Hello Mr. Bennet.
Welcome to our site: you are our first customer from Buderim, Queensland, Australia.
You have an interesting suggestion but there are several problems in replacing the velocity of light with the velocity of neutrinos as a standard.
1. The OPERA experiment may be wrong. It is the only one in which superluminal neutrinos have been detected. Other experiments both at CERN and at Fermilab are planned that will verify or refute that result.
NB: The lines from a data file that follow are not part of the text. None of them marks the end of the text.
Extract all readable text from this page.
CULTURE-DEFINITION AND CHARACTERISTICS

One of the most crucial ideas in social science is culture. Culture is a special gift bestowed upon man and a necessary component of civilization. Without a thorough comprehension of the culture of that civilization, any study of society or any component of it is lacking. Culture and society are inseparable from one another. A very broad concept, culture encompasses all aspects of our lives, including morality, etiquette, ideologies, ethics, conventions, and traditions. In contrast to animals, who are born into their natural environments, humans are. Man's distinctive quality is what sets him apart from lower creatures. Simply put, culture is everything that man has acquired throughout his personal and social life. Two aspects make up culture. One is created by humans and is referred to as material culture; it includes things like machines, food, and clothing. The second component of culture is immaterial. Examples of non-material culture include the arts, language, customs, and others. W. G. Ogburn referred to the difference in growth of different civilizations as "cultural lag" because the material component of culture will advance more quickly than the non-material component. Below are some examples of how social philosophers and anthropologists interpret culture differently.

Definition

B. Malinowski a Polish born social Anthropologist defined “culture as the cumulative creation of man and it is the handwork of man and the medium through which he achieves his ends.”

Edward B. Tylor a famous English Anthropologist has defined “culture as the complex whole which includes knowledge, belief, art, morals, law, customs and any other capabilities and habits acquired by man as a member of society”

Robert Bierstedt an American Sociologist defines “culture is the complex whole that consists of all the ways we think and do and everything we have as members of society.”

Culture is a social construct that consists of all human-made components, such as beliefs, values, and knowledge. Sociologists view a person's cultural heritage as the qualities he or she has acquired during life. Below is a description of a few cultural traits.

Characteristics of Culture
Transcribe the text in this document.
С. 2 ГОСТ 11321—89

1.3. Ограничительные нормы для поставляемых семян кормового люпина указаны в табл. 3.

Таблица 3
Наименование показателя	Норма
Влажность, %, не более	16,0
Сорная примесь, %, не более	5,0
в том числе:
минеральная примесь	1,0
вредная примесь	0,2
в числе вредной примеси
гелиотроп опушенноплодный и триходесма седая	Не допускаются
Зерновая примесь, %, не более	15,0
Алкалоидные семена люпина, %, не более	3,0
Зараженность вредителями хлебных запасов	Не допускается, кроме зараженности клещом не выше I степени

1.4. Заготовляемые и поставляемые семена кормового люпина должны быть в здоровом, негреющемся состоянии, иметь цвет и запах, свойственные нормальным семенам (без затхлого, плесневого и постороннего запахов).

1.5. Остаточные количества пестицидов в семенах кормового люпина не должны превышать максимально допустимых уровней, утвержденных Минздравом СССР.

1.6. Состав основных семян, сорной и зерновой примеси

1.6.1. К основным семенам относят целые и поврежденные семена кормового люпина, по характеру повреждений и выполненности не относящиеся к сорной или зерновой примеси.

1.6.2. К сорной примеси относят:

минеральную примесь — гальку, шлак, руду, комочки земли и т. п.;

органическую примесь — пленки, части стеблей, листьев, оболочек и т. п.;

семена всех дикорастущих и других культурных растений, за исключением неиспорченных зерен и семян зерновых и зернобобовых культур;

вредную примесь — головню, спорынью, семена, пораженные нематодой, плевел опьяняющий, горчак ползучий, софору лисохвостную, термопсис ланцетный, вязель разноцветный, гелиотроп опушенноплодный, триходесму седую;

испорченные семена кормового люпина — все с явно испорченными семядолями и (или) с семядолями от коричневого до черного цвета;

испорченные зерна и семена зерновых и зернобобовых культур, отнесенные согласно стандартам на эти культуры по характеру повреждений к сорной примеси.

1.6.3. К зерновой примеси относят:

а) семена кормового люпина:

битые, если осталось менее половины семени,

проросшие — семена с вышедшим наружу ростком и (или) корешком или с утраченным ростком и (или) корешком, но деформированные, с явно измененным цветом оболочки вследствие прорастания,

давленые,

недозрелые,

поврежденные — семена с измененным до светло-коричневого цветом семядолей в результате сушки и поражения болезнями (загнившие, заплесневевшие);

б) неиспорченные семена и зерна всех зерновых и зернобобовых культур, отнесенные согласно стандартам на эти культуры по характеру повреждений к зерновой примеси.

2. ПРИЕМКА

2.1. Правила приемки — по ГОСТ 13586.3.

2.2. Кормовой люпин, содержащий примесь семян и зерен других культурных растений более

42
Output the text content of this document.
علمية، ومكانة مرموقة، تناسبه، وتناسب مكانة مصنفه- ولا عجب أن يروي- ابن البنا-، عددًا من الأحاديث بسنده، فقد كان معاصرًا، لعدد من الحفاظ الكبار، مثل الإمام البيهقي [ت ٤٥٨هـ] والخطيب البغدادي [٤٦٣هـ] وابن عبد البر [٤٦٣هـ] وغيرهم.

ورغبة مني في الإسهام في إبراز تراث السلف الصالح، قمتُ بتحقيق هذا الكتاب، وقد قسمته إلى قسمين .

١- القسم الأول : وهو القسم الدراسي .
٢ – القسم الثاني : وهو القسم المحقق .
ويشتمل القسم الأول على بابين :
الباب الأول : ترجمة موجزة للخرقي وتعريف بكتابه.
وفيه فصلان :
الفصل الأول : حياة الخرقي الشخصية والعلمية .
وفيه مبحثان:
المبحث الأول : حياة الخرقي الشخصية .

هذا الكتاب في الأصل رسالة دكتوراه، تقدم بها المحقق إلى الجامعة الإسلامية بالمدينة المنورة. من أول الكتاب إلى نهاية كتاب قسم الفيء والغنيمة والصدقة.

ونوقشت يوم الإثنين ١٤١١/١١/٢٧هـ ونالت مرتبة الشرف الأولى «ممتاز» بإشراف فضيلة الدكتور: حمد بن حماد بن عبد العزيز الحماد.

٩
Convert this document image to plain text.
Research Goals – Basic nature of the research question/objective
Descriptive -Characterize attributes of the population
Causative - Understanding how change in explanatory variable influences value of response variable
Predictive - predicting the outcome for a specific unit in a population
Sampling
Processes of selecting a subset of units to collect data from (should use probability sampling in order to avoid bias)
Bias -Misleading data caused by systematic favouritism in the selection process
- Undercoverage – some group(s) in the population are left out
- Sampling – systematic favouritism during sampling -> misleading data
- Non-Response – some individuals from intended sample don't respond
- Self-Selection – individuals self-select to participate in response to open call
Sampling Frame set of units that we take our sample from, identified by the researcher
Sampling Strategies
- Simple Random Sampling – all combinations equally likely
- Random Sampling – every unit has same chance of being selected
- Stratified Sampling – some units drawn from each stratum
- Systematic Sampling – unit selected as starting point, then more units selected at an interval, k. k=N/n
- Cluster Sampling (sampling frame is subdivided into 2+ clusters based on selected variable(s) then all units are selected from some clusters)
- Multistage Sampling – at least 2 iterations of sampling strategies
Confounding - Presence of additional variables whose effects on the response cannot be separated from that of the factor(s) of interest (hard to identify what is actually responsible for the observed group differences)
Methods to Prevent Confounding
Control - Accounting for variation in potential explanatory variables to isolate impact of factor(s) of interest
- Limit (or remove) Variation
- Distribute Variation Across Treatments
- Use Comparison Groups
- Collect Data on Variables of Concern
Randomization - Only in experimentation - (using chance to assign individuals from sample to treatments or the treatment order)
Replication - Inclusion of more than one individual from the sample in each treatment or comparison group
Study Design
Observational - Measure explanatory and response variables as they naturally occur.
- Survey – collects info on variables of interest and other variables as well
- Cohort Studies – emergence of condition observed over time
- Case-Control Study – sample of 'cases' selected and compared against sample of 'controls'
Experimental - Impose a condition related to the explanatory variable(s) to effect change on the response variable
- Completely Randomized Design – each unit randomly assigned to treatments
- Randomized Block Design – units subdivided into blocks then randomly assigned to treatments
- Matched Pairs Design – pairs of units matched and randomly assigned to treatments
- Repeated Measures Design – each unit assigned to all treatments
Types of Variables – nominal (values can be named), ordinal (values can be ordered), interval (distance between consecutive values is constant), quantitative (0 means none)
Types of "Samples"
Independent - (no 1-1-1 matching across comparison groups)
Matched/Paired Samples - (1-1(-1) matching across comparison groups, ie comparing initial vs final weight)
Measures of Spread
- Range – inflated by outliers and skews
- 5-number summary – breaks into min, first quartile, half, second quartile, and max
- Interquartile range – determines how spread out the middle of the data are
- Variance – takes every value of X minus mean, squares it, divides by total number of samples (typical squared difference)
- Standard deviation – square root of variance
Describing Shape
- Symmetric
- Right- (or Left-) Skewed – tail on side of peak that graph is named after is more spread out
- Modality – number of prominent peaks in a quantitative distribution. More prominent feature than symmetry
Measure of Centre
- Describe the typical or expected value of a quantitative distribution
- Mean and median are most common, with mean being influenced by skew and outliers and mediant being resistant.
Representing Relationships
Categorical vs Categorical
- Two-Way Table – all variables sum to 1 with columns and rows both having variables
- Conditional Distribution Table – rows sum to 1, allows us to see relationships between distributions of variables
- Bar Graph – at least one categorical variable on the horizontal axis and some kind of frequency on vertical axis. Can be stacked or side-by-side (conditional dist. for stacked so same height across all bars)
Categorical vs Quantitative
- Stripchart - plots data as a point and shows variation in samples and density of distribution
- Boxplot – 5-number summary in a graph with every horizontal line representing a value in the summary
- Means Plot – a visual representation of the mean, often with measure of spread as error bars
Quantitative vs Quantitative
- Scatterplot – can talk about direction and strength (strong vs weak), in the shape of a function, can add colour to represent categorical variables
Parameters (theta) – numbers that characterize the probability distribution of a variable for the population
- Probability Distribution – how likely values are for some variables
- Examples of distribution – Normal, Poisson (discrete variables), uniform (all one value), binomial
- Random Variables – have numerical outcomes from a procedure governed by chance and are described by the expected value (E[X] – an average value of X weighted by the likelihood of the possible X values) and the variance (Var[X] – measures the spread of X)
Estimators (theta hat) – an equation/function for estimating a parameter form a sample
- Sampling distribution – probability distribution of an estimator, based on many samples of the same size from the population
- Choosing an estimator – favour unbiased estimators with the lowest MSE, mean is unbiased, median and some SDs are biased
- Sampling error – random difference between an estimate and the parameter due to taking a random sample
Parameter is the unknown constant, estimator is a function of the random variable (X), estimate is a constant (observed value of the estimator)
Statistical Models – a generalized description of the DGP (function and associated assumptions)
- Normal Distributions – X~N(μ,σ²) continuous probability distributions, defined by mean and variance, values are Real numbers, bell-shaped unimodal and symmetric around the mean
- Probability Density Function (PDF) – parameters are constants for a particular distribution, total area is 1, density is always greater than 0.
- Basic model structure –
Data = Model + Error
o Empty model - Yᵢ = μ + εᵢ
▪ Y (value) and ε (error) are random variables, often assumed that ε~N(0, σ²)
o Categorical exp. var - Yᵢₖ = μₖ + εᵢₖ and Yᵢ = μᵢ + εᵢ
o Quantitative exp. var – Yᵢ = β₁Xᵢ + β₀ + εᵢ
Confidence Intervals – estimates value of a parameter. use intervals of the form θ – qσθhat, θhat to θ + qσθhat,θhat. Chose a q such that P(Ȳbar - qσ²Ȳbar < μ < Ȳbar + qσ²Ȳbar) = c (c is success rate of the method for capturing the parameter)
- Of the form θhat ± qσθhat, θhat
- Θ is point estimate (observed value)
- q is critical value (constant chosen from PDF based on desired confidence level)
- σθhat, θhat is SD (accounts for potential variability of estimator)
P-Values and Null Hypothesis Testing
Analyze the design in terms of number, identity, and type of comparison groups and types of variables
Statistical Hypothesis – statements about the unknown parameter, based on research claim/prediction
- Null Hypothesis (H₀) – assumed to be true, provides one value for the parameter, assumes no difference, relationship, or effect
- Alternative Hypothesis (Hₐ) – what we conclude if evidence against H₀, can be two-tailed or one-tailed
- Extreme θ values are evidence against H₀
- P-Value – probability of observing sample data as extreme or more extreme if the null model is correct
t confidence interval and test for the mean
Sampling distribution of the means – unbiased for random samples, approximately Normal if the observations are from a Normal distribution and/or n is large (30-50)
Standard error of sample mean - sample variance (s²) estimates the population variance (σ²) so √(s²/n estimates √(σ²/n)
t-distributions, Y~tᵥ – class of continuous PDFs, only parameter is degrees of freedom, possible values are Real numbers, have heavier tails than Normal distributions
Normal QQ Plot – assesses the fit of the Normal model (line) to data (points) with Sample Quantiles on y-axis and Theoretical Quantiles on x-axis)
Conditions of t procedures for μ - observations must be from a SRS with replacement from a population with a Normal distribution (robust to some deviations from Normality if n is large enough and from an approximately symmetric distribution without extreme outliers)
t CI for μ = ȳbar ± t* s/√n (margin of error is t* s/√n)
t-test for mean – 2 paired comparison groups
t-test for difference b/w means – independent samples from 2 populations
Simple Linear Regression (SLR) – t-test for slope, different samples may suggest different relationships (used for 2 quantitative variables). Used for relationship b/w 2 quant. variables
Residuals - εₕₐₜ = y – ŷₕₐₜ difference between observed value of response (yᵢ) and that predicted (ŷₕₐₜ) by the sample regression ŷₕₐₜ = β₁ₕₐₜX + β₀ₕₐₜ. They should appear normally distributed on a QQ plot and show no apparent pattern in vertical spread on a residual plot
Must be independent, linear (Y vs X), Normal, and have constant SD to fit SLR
2. The best relevant experiment I know of is the concurrent observation of both neutrino and light induced flashes from a very distant supernova explosion SN1987A. The neutrinos were detected in the Japanese Kamiokanda detector and others in the US and Russia. If the neutrinos had traveled at the same speed as the CERN neutrinos they would have arrived months earlier. See the nice discussion of this at: http://www.centauri-dreams.org/?p=19912
3. One can argue that the supernova neutrinos were of rather low energy whereas the CERN neutrinos were much higher energy and that makes a difference. If so then that precludes the speed of neutrinos as being a standard. Lorentz invariance is violated and speed of "neutrino light" would depend on which inertial frame you were in. Not good for a standard.
My personal belief is (and I very much hope so) that the OPERA result is flawed in some way. The systematic errors in the timing are very subtle and involve corrections due to general relativity effects. Keep tuned.
Feb. 22: By a coincidence, just today the news came out that a loose connection in the experiment caused a 60ns timing error. http://news.sciencemag.org/scienceinsider/2012/02/breaking-news-error-undoes-faster.html?ref=ra
It could turn out to be that simple. Mike W.